Stefan Larsson a construit toute sa carrière de médecin et de consultant autour d’un objectif essentiel : améliorer la qualité des soins. En 2012, il a cofondé l’International Consortium for Health Outcomes Measurement (ICHOM) et il a récemment co-écrit le livre « The Patient Priority » qui démontre qu’en plaçant le patient au coeur du système de santé, on peut résoudre les multiples crises du secteur de la santé.
Quels sont les défis auxquels les systèmes de santé sont confrontés ?
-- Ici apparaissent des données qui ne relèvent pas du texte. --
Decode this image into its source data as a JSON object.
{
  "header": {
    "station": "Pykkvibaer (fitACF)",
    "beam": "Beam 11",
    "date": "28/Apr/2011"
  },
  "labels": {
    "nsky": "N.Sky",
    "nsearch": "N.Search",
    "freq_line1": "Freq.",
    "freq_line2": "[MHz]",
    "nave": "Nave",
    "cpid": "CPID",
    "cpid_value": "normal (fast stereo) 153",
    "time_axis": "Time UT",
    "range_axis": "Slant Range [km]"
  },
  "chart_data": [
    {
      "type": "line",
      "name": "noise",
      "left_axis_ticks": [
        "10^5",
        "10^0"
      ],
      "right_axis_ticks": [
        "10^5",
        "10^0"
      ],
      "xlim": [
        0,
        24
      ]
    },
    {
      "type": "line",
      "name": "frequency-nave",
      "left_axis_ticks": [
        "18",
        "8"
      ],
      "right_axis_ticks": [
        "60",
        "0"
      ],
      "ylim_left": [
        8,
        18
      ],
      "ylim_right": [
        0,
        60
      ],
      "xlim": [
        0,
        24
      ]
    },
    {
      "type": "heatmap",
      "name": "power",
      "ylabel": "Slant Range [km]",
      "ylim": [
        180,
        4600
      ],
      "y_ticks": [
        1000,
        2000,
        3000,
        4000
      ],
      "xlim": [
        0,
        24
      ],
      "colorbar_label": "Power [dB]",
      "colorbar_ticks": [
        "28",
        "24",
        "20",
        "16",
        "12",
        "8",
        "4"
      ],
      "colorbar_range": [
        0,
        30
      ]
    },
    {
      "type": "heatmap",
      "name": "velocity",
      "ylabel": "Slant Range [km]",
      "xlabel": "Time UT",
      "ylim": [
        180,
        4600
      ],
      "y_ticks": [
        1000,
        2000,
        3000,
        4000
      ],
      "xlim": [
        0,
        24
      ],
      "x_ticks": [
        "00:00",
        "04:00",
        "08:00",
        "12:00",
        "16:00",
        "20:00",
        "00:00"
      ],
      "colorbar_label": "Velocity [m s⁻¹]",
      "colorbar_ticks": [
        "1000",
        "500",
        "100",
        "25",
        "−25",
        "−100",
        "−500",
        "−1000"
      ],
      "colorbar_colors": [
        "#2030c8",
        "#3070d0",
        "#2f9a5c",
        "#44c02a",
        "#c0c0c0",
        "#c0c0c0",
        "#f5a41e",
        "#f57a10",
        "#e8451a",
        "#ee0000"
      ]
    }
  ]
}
Je constate trois principaux défis. Le premier concerne le coût des soins, qui, dans une grande partie du monde, augmente deux fois plus vite que le PIB. Pourtant, 20 à 40% des dépenses ne bénéficient pas vraiment au patient. Au niveau de la population, il y a peu de corrélation entre dépenses de santé et années de vie en bonne santé. Deuxièmement, il y a encore un enjeu réel en matière de démonstration des bénéfices des soins. Bien que les connaissances médicales aient considérablement progressé, trop peu d’études comparatives sont réalisées sur les traitements les plus efficaces. Enfin, le secteur souffre d’une crise de vocation. Médecins et infirmiers sont épuisés ou quittent la profession car ils ont l’impression de ne pas pouvoir faire le travail pour lequel ils ont été formés. Pour faire face à ces enjeux, le système de santé doit se recentrer sur son objectif premier : venir en aide aux patients.
Votre solution serait de déployer à plus grande échelle une approche de la santé fondée sur la valeur… Qu’est-ce que cela signifie pour vous ?
Il s’agit de se concentrer essentiellement sur les résultats de santé qui comptent le plus pour les patients. Bien sûr, les données cliniques actuelles sont indispensables, mais nous manquons souvent de données concernant l’impact du traitement sur la qualité de vie du patient. En se basant uniquement sur le résultat clinique (la survie par exemple), on optera pour un traitement spécifique. Mais nous avons appris avec l’expérience que beaucoup d'autres facteurs importants pour les patients entrent en jeu. Et leur prise en compte peut modifier considérablement le parcours de soins d’un patient et limiter l’impact négatif sur sa qualité de vie. C’est une approche beaucoup plus globale de la santé.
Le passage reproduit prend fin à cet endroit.